Sojourners Magazine: July 2013
A YEAR AGO we began “Drone Watch” on the God’s Politics blog, reporting on various drone-related issues. It was a topic few were following at the time. This spring, drones finally broke into public awareness, with significant stories in the mainstream media. As we were going to press, President Obama delivered a major speech on counterterrorism, calling drone killings “effective” and “legal” while acknowledging the need for broader oversight.
In this issue, as the public debate continues, Steve Holt looks at the theological problems of drone warfare, David Swanson explains how Jerry Falwell’s Liberty University became a leader in training pilots for U.S. drone wars, and investigative journalist Jeremy Scahill puts drones in the context of a U.S. policy that is increasingly based on covert wars around the world.
Violence and instability continue to plague the Middle East. A Christian member of the Egyptian upper house of Parliament talks about pressure on Egypt’s Christian minority and the challenge of preventing the Arab Spring from descending into violence. Gregg Brekke, a U.S.-based journalist recently returned from Jordan, looks at the impact of refugees in that country and why Christian communities are declining throughout the region. And in Syria, an already devastating war threatens to become worse, with growing calls for U.S. military intervention.
As people of faith, all these situations underscore for us the necessity of spiritual grounding. Episcopal priest Linda Kaufman writes of rediscovering the importance and power of prayer and listening to the Spirit, a fundamental message for us all.

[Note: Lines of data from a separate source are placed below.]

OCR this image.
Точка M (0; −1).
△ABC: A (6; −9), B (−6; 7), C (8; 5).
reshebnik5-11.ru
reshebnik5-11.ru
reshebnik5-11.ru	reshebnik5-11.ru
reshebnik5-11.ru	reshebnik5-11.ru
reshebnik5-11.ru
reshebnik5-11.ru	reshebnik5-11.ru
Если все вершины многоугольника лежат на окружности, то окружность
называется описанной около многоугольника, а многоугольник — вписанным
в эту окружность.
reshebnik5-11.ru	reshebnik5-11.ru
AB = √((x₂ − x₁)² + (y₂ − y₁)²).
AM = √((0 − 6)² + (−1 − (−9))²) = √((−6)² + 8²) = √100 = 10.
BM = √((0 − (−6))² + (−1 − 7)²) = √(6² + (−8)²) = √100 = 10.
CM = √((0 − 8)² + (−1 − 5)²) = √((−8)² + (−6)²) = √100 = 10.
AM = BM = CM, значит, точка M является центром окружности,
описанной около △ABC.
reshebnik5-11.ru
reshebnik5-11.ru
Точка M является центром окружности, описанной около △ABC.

We also need signs of hope and encouragement. Lisa Sharon Harper tells of a ceremony in Birmingham, Ala., where leaders of Christian Churches Together in the U.S.A.—50 years after Martin Luther King’s famous jail letter —confessed the church’s complicity with racism and committed to the pursuit of justice. King’s daughter, Bernice, accepted the response from the church leaders, ending with the blessing, “May these words become flesh and live among us.” May that be our calling as well.